— Ты выбираешь себе в друзья тех, кто не называет людей обезьянами, чтобы потом вместе с ними называть обезьянами других?
— Какой элегантный ход мыслей! Но между называнием и называнием есть разница. Социальная жизнь не протекает исключительно по правилам формальной логики. — Мои слова заставили усмехнуться меня саму. Рассмешили.
— Надо же. — Дарио засунул в рот очередного медвежонка.
— Дай мне тоже.
Дарио протянул пакет. Я выкопала оттуда прозрачного резинового медвежонка, надеясь, что хотя бы в нем нет красителей.
— Спасибо. Ты хоть понимаешь, что общественные явления имеют совсем другой вес? Неужели ты думаешь, что я бы сказала открыто и на полном серьезе что-то такое, что могло бы повредить ходу жизни дорожных рабочих? Невозможно быть таким зомби, который не делает разницы между общественным и личным!
— А зомби не делают разницы между общественным и личным?
— По-моему, не делают.
— А дорожный рабочий делает?
— Ха-ха-ха-ха. Ты не знаешь, что они сейчас о нас говорят.
— Может, у дорожных рабочих очень даже неплохое чувство юмора.
— Может быть. Когда мы пойдем обратно, поинтересуйся, например, за кого они голосуют на выборах.
Мы прошли дальше. Трава в парке высохла, местами побурела. Зато роллеры на единственной в городке велосипедной дорожке выглядели прекрасными и беззаботными.
— Роллеры выглядят такими прекрасными и беззаботными, — сказала я.
— Судя по всему, дети дорожных рабочих, — ответил Дарио.
— М-м-м-хм-мм.
Я представила, как дети дорожных рабочих, красивые, способные, с хорошим чувством юмора, иронизируют между собой над консервативными белыми воротничками.
— Ты считаешь, что дорожные рабочие способны мыслить более гибко, чем я? — спросила я у Дарио.
— Вполне возможно.
— Хммм. Тогда иди в задницу.
Я потеребила Дарио за руку, казалось бы, с дружелюбным юмором, но на самом деле — с затаенной враждебностью, чтобы вывести его из себя. Мы чуть не столкнулись со стройным роллером в белом костюме.
— Оу-оу-оу! — прокричал юноша.
— Простите.
— Ну, видишь, — сказал Дарио.
— Половина двенадцатого, — сообщила я. — Во сколько твоя мама ждет нас?
— Черт побери. Немедленно возвращаемся. Половина первого.
— Надо купить ей цветы.
— Даже не знаю…
— Я сама куплю.
— Она не ждет ничего такого…
— Ты хоть раз покупал ей цветы?
— Не помню.
— Почему ты не приходишь к ней с цветами?
— Ну. Я не знаю.
— Лучше дари матери цветы. Вместо того чтобы любить дорожных рабочих.

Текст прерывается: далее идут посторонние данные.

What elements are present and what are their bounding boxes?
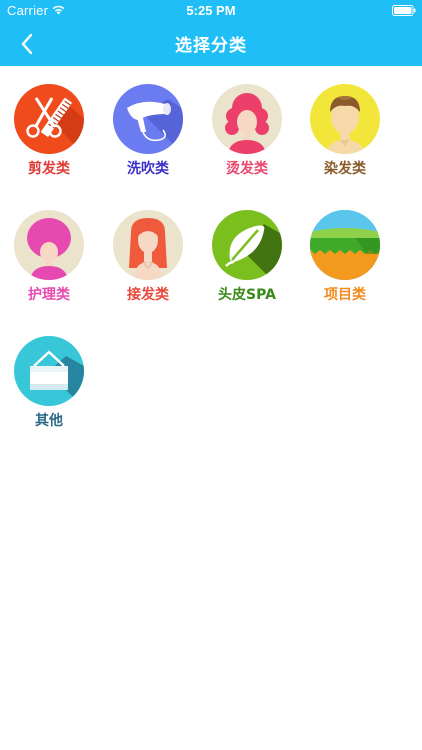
category-dye[interactable]: 染发类 [296,84,394,196]
category-wash-blow[interactable]: 洗吹类 [99,84,197,196]
category-label: 洗吹类 [127,161,169,177]
category-projects[interactable]: 项目类 [296,210,394,322]
category-other[interactable]: 其他 [0,336,98,448]
page-title: 选择分类 [175,36,247,56]
category-label: 项目类 [324,287,366,303]
status-bar: Carrier 5:25 PM [0,0,422,22]
category-label: 染发类 [324,161,366,177]
hair-dryer-icon [113,84,183,154]
category-perm[interactable]: 烫发类 [198,84,296,196]
curly-hair-woman-icon [212,84,282,154]
battery-icon [392,5,416,16]
category-scalp-spa[interactable]: 头皮SPA [198,210,296,322]
hair-extension-icon [113,210,183,280]
dyed-hair-man-icon [310,84,380,154]
category-label: 其他 [35,413,63,429]
scissors-comb-icon [14,84,84,154]
category-label: 接发类 [127,287,169,303]
hair-care-icon [14,210,84,280]
towel-icon [14,336,84,406]
category-haircut[interactable]: 剪发类 [0,84,98,196]
status-time: 5:25 PM [186,3,236,18]
navigation-bar: 选择分类 [0,22,422,66]
top-bar: Carrier 5:25 PM 选择分类 [0,0,422,66]
category-label: 剪发类 [28,161,70,177]
category-care[interactable]: 护理类 [0,210,98,322]
category-label: 头皮SPA [218,287,276,303]
category-extension[interactable]: 接发类 [99,210,197,322]
leaf-icon [212,210,282,280]
category-label: 护理类 [28,287,70,303]
category-screen: Carrier 5:25 PM 选择分类 剪发类 洗吹类 烫发类 染发类 护理类… [0,0,422,750]
landscape-project-icon [310,210,380,280]
category-label: 烫发类 [226,161,268,177]
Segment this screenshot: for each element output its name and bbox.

Мы шагали быстро и вскоре снова подошли к чахлой речке.
— Хотя, конечно. Мне же ты покупал цветы, — сказала я. — А дорожным рабочим, скорее всего, нет.
— Купи сама.
— Посмотрим.
В ХУДОЖЕСТВЕННОМ МУЗЕЕ
— Вам нравится море?
— О, да.
— Море стало вам нравиться еще больше после того, как вы увидели его на картинах?
— Ну. Может быть, действительно.
— А лес? Также?
— Пожалуй, да.
— Ну вот. Так я и думал. Со мной тоже часто такое бывало. Пасмурным вечером я гулял вдоль штормящего моря, мерз и думал, откуда я знаю, что оно красиво? И потом понял — по картинам. Его же рисовали. Фотографировали. О нем писали. Меня обучили этой красоте, поэтому я и мерз, и любовался.
— Благодаря искусству.
— Да.
— Моя сестра — безвременно почившая сестра — тоже постоянно подозревала, что только искусство научило ее красиво рас-чле-нять природу.
— Но ведь действительно!..
— Действительно — ох, да. Если подумать — то это пейзаж, мой дорогой коллега!
— Да. Пейз-аж. Планета Пей-заж. Можно подумать, мы верили в ее существование, дорогой друг.
— Знаете, дорогой коллега, даже на полотнах итальянских мастеров Возрождения я теперь больше всего люблю деревца, иногда просто-таки смешные деревца. Например, у Рафаэля. Взгляните. — Левой рукой он поправил нагрудную табличку, на которой было написано «Кристер Мяэ», затем сжал кулак правой руки. После чего со стены исчезло золотистое море Клода Лоррена и на обозрение предстала новая картина, хотя и не Рафаэль. Кристер Мяэ, впав в некоторое замешательство, мотнул головой. Его коллега, на груди которого была прикреплена табличка «Янек Лухт», ободряюще улыбнулся и шагнул к картине.